Desde el ámbito editorial se ha dado la voz de alarma sobre una realidad que, al menos a mí, me obliga a echarme las manos a la cabeza. Al parecer, existen unas veinticinco versiones de libros de texto de las mismas asignaturas, sean Lengua, Ciencias Sociales o, incluso, las aparentemente neutrales Matemáticas. En su informe anual, la Asociación Nacional de Editores de Libros de Texto y Material de Enseñanza alerta sobre la existencia de diferencias muy sustanciales en el tratamiento de las materias según la Comunidad Autónoma de referencia y, a renglón seguido, pide a las autoridades una mayor estabilidad normativa para evitar semejante despropósito.
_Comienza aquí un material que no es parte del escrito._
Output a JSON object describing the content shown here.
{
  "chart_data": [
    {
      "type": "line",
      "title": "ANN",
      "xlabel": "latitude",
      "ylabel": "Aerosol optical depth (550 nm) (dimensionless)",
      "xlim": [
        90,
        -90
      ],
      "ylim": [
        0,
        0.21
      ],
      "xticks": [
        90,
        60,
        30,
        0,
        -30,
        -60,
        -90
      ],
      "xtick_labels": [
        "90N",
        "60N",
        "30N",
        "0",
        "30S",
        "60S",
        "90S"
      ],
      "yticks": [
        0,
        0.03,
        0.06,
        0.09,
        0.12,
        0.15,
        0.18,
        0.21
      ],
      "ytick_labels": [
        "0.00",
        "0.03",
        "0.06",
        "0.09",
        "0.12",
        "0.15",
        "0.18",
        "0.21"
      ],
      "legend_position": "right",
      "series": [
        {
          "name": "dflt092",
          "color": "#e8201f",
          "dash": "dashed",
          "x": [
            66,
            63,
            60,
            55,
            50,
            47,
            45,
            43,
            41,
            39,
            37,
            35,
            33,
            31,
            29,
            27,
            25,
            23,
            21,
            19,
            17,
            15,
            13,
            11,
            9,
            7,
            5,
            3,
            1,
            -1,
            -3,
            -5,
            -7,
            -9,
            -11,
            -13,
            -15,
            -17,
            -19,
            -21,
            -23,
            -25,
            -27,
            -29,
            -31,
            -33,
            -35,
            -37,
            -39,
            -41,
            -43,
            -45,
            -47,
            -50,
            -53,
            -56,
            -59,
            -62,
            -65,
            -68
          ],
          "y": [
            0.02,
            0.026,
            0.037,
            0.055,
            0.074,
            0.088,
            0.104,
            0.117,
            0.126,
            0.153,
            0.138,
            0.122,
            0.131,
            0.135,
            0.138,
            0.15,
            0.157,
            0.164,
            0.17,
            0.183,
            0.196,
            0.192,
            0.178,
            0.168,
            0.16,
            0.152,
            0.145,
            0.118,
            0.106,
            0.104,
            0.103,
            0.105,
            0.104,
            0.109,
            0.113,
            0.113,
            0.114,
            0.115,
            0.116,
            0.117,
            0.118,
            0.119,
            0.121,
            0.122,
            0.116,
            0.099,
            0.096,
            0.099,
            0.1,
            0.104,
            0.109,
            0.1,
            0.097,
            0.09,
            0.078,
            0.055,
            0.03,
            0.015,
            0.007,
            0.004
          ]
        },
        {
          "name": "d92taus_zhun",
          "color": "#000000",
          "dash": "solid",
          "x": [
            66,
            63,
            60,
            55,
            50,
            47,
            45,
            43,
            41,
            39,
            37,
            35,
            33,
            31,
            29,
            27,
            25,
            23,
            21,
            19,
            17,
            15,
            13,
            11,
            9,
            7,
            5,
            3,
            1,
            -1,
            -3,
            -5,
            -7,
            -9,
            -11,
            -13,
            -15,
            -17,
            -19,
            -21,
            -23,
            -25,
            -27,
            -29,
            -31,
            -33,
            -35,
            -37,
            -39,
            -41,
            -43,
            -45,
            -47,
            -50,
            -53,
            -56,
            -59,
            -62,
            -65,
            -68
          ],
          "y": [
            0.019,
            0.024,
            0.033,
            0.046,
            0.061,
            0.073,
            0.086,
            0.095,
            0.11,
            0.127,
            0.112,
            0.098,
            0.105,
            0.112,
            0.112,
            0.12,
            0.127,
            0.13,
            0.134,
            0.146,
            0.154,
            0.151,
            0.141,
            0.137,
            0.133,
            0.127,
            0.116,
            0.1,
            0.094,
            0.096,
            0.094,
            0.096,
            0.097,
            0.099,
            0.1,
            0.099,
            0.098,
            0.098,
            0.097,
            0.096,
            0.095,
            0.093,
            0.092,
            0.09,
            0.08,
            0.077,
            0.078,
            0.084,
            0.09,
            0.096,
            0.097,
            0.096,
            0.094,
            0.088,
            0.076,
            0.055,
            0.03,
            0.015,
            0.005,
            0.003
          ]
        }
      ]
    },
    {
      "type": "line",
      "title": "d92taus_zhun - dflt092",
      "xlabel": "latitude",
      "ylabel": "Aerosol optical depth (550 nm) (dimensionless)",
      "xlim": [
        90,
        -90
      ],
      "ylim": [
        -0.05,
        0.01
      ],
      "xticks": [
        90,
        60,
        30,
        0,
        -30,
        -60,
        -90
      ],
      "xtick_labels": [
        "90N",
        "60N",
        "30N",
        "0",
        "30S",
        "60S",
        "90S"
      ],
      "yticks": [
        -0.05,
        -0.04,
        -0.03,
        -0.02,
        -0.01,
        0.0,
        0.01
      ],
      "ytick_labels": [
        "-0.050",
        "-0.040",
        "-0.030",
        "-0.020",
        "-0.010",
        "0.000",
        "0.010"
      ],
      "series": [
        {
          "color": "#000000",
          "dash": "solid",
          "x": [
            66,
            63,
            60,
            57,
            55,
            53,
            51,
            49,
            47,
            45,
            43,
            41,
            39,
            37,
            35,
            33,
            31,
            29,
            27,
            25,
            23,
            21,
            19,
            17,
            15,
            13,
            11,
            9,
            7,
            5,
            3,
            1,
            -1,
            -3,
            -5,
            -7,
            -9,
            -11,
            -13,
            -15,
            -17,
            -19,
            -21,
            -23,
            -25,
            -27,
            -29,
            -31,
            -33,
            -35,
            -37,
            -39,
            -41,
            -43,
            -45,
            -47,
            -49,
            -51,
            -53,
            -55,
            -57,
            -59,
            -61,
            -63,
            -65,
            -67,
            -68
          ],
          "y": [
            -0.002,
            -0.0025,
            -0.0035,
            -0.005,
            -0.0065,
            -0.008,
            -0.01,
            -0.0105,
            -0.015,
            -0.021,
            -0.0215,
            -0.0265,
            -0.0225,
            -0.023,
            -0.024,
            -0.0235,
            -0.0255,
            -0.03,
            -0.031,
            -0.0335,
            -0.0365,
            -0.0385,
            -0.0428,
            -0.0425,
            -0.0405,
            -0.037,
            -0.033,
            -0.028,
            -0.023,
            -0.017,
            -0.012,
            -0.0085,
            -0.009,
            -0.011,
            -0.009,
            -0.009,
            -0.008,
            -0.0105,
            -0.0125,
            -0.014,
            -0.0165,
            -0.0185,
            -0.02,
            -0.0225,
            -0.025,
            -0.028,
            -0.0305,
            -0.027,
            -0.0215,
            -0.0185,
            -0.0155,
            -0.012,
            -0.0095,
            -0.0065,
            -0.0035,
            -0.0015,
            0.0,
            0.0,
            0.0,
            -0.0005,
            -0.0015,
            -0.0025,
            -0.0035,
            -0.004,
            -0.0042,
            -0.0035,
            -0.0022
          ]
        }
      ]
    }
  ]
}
Si a ello se añade la diversidad de calendarios de renovación de los textos, la planificación empresarial se ve afectada y acarrea el incremento del precio final de venta de los tomos.

Sin embargo, lo más lamentable no es el excedente de irresponsables políticos del ramo en este país de países, nación de naciones, lugar de lugares o sitio de sitios, sino su firme objetivo de trasladar al alumnado contenidos contradictorios y hasta falsos sin que les tiemble el pulso. Así, algunos manuales incluyen planteamientos ideológicos tendenciosos que ponen de manifiesto las enormes diferencias territoriales en función de las opciones políticas que ejercen sus respectivos gobiernos.

Lo cierto es que el desconcierto de las familias, lejos de menguar, aumenta año tras año, cuando constatan con indignación la profunda brecha que separa a unas comunidades autónomas de otras, como si los niños fueran de primera o de segunda en virtud de dónde hayan nacido, o se vean obligados a estudiar medias verdades, interpretaciones falsas o datos perfectamente prescindibles para contentar a unos dirigentes que en lo último que piensan es en la objetividad y la imparcialidad de los conocimientos. No es de recibo sostener diecisiete sistemas educativos distintos que, además de imponer una serie de especificidades propias y, en principio, aceptables (el barranco X, el riachuelo Y o la romería Z), gocen de competencias para decidir sobre la mayor o menor carga lectiva de las asignaturas. En ese sentido, me remito a las declaraciones del otrora presidente José Ramón Bauzá afirmando que en Baleares las ediciones se llevarían a cabo en las modalidades de mallorquín, menorquín, ibicenco y formenterense. A mi juicio, es un sinsentido que debería mover a la reflexión, en aras a evitar escenarios de tensión como los que se están viviendo ahora mismo en Cataluña.

Debido a su gravedad, tampoco hay que olvidar el referido problema de la renovación de los libros de texto. La duración de cuatro años que se acordó en un decreto de 1988 se ha visto alterada por las autoridades educativas autonómicas sin previo aviso, imposibilitando que los estudiantes puedan heredar los ejemplares de sus hermanos e inhabilitando el servicio de intercambio que se organiza en los centros de enseñanza.

En definitiva, urge que las CC AA y el Ejecutivo alcancen de una vez por todas un acuerdo imprescindible en aquellos aspectos que conciernan a la unidad, la coherencia y la calidad de la Educación en España, puesto que se trata de la piedra angular de cualquier nación que se precie. Basta ya de controversias, de recelos y, sobre todo, de cálculos electoralistas, porque nos estamos jugando el futuro. Es desolador.